Oireachtas Joint and Select Committees
Wednesday, 16 July 2025
Committee on Disability Matters
Progressing the Delivery of Disability Policy and Services: Discussion (Resumed)
2:00 am
Mr. Art O'Leary:
I will come to the Deputy's last question first, if I may. We are a small organisation. We have 37 people working in it. Our staff complement is 52 and, as more functions and responsibilities are assigned to us, we will slowly build up the staff, but we are happy with the level of resources we have. The point about being a small unit is that we cannot do everything directly.
Most of our real work is done in collaboration with others. Interestingly, in all the elections we have had in the past year, we have turned up in community halls, rooms and groups all over the country. People like to hear from us but the thing that makes a lasting and sustained impact is if they hear from people like themselves. As people with disabilities say, "nothing about us without us". With Travellers, immigrants and young people, I turn up in a shirt and tie and a nice suit and I am hilarious, and people think that is great fun, but to deliver real change, they need to hear from Travellers, young people, elderly people and so forth. That collaboration is hugely important for us. I suspect we will end up, as part of our public engagement in education programme, funding groups and organisations to deliver some of these education programmes. It will be the main plank of how we reach out to all these - we do not allow the words "hard to reach" - groups. These groups are not hard to reach. They get up every day, live their lives and go about their business. It is just that the distance between them and us is huge.

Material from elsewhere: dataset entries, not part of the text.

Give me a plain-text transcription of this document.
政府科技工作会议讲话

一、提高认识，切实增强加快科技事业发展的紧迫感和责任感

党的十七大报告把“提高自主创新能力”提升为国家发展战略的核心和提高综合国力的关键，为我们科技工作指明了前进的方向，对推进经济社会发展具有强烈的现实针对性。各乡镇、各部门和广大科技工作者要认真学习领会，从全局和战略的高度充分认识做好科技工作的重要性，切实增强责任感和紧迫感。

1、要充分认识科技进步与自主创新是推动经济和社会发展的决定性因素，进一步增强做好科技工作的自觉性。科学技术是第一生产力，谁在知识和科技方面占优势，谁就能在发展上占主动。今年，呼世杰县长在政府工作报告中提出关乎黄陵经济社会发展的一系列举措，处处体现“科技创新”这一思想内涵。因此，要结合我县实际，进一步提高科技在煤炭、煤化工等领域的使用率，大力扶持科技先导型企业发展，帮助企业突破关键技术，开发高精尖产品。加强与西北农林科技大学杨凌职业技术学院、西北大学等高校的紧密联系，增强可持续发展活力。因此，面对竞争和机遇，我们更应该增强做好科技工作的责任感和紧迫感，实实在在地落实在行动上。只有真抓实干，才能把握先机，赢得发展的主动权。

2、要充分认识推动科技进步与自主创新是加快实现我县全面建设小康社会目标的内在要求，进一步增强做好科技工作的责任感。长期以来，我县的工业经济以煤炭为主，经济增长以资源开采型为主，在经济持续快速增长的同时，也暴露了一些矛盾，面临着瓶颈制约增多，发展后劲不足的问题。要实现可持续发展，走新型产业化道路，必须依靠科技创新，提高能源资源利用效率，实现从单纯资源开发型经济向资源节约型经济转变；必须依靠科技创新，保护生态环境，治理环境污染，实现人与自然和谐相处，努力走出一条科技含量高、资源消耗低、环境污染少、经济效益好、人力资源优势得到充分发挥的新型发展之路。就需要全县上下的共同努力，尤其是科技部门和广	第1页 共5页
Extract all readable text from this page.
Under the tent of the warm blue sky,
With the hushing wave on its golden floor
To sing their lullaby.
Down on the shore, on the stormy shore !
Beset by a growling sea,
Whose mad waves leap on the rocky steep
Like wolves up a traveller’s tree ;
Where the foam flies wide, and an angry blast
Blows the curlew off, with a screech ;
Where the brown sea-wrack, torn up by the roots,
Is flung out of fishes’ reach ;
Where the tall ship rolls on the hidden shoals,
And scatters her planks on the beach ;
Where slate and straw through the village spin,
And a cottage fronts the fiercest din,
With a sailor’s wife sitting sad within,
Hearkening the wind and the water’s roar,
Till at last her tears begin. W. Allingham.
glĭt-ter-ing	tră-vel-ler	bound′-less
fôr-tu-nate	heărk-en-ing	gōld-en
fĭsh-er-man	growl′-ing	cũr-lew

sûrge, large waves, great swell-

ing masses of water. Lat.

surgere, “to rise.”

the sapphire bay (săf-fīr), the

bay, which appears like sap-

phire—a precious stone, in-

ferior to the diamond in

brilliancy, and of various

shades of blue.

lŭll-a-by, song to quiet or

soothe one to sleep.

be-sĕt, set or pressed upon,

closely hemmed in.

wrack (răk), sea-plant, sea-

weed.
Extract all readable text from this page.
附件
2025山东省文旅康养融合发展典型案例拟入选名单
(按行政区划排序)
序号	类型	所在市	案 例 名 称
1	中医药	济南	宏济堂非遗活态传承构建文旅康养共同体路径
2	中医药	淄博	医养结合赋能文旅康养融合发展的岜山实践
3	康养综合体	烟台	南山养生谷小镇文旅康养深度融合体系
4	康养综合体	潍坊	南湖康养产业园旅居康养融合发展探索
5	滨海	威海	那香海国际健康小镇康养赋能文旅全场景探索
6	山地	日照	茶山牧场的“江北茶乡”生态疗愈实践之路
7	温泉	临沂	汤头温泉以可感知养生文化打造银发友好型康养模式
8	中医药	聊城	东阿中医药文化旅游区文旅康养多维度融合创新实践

Our role is to be in communities and spaces where these groups hang out in order to deliver a message in a way they will understand. For young people in particular, these spaces are virtual so we need to be on TikTok and all over social media. I have two teenage daughters. My two youngest kids are teenagers and they live their entire lives through the lens of TikTok. If we are not there, we cannot reach that audience, so it is important.
On the Deputy's first question about the response to our post-electoral event reviews, we have made a number of recommendations, some of which were easy, quick wins and some of which will require legislative change and policy development. The biggest recommendation from the last post-electoral event review is that there is one group of people who have to pay to vote. That is people with a disability who need to get certification from their doctors to apply for a postal vote. The National Disability Authority and disability groups have told me that this is a big barrier, because €25 is a lot of money to people like that. We need that charge to be removed. We need it to be waived as soon as possible. The people in the franchise section of the Department of housing are working hard to try to do that. They absolutely accept the recommendation. Whether it will be done in time for the presidential election is an open question because there are issues around negotiation with doctors' groups and so forth and they never go quickly. However, it is accepted that it is the right thing to do and that it must be done.
Approximately 15,000 people vote by post, of whom just 3,500 are people with a disability. I wonder for how many the €25 for certification is a barrier. We will continue to press that as a matter of supreme urgency. We are working in other areas such as accessibility of polling stations. There are 6,500 polling stations, with 2,700 polling centres. There is a small number of inaccessible polling stations. We will not quibble about the official figures for how many are inaccessible. There are figures that we have discovered through observation. One inaccessible polling station is one too many. There should not be a place where people go to vote that is inaccessible. We have observed all kinds of workarounds, including back doors and other ways of getting people to vote, which are not acceptable.